Managing Terraform State Locking in S3 Without DytnamoDB
Source: Dev.to
Introduction
If you’ve worked with Terraform, you’ve probably followed the standard setup:
- S3 for storing Terraform state
- DynamoDB for state locking
Terraform’s S3 backend now supports state locking without DynamoDB, offering a simpler alternative. This raises an important question: Do you still need DynamoDB for Terraform state locking?
How Terraform State Locking Works
Terraform treats the state file as the single source of truth for your infrastructure. When you run terraform apply, Terraform reads and updates this file. Proper state locking prevents concurrent modifications:
- Terraform attempts to acquire a lock.
- If a lock exists → execution stops.
- If no lock exists → execution proceeds.
- After completion → lock is released.
Locks can be stored as:
- A DynamoDB record (traditional method)
- A
.tflockfile in the S3 bucket (S3‑only method)
When to Use S3‑Only Locking
Suitable Scenarios
- Small teams or solo developers
- Controlled infrastructure changes
- CI/CD pipelines that do not run in parallel
- Desire to reduce cost and infrastructure complexity
Situations to Avoid S3‑Only Locking
- Multiple pipelines running simultaneously (high concurrency)
- Larger engineering teams where concurrent operations are likely
- Critical infrastructure that requires strong consistency guarantees
In these cases, DynamoDB locking remains the safer option.
Common Issues with S3‑Only Locking
If Terraform crashes before releasing the lock, the .tflock file can remain in S3, blocking subsequent runs. Manual cleanup is required:
aws s3 rm s3://your-bucket/path/.tflock
Best Practices for S3 Backend Locking
- Enable S3 versioning to protect the state file.
- Use KMS encryption for data at rest.
- Separate state files per environment (e.g., dev, prod).
- Restrict IAM permissions to the principle of least privilege.
- Monitor state access and changes (e.g., CloudTrail, S3 access logs).

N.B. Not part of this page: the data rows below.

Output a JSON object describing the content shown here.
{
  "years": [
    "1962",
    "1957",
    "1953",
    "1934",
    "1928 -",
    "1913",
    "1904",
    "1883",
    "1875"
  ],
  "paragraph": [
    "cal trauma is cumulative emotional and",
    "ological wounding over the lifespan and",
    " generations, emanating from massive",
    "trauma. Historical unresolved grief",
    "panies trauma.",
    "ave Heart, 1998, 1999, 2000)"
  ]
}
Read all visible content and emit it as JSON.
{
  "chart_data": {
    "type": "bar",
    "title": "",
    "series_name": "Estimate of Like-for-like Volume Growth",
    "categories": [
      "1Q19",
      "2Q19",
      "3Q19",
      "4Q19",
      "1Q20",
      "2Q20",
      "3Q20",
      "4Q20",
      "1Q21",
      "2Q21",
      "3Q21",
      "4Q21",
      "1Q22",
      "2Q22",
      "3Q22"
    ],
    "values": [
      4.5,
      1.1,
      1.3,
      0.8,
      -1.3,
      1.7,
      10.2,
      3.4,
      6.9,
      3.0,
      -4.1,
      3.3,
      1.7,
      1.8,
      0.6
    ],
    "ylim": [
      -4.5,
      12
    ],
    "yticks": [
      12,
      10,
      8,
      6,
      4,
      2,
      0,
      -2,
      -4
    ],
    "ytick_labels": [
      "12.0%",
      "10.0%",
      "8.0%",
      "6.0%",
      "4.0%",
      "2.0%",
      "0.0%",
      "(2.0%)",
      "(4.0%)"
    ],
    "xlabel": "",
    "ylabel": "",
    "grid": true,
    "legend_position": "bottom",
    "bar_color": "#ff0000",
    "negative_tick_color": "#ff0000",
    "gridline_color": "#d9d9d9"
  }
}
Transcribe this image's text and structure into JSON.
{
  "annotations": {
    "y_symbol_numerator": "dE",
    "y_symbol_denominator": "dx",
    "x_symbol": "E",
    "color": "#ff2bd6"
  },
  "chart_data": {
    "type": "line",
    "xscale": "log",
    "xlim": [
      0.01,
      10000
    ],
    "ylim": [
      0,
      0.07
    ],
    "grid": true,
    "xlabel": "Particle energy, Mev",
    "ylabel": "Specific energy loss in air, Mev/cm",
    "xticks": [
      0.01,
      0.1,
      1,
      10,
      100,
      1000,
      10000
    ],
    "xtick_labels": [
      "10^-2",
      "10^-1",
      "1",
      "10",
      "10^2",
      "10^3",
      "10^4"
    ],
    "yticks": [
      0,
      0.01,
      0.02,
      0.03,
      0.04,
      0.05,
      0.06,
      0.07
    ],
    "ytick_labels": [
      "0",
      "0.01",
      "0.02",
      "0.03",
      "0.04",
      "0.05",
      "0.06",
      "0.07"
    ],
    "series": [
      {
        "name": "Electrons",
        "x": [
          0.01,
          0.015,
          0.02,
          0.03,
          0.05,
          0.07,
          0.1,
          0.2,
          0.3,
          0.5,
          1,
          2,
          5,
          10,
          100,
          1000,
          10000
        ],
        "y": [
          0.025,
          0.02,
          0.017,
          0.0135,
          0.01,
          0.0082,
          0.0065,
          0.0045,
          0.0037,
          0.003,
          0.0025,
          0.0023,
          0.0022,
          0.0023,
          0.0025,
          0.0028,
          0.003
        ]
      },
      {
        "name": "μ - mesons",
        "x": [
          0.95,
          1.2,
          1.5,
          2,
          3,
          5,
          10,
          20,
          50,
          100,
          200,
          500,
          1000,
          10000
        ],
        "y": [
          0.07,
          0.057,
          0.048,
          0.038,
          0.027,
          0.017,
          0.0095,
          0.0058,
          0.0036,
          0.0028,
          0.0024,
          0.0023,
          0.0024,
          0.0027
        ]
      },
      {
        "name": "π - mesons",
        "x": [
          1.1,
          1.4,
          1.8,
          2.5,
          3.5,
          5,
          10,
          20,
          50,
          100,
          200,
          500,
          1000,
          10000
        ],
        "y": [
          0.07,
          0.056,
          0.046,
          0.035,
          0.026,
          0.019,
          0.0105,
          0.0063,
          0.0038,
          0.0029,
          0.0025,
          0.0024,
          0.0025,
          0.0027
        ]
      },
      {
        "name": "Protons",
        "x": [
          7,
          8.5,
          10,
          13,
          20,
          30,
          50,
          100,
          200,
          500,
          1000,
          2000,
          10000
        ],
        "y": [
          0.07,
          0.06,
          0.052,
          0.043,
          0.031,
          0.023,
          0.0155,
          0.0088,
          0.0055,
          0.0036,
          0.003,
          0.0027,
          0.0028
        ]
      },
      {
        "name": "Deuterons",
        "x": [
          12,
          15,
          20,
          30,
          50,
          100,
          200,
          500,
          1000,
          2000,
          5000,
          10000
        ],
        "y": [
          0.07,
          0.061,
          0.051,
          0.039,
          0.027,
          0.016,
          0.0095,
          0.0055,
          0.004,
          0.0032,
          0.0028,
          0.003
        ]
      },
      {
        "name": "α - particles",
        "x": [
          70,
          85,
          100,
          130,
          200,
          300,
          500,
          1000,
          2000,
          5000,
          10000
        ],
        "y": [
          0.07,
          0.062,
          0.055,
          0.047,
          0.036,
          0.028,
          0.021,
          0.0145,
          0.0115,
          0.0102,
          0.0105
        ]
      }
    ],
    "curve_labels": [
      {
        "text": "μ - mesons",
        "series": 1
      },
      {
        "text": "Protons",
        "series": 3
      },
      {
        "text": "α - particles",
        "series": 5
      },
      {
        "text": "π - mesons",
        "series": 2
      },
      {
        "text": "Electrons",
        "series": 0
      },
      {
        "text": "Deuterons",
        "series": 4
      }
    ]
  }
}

Migrating from DynamoDB to S3‑Only Locking
-
Enable lockfile usage in the backend configuration:
terraform { backend "s3" { bucket = "your-bucket" key = "path/to/terraform.tfstate" region = "us-east-1" encrypt = true kms_key_id = "alias/your-key" use_lockfile = true # Enables S3‑only locking } } -
Migrate the state:
terraform init -migrate-state -
Test concurrency scenarios before adopting the setup in production.
Choosing the Right Approach
- Small team / low concurrency → S3‑only locking is sufficient and reduces cost.
- High‑scale / frequent concurrent deployments → DynamoDB locking provides stronger consistency and reliability.
The key is to match the locking strategy to your workload rather than following defaults blindly.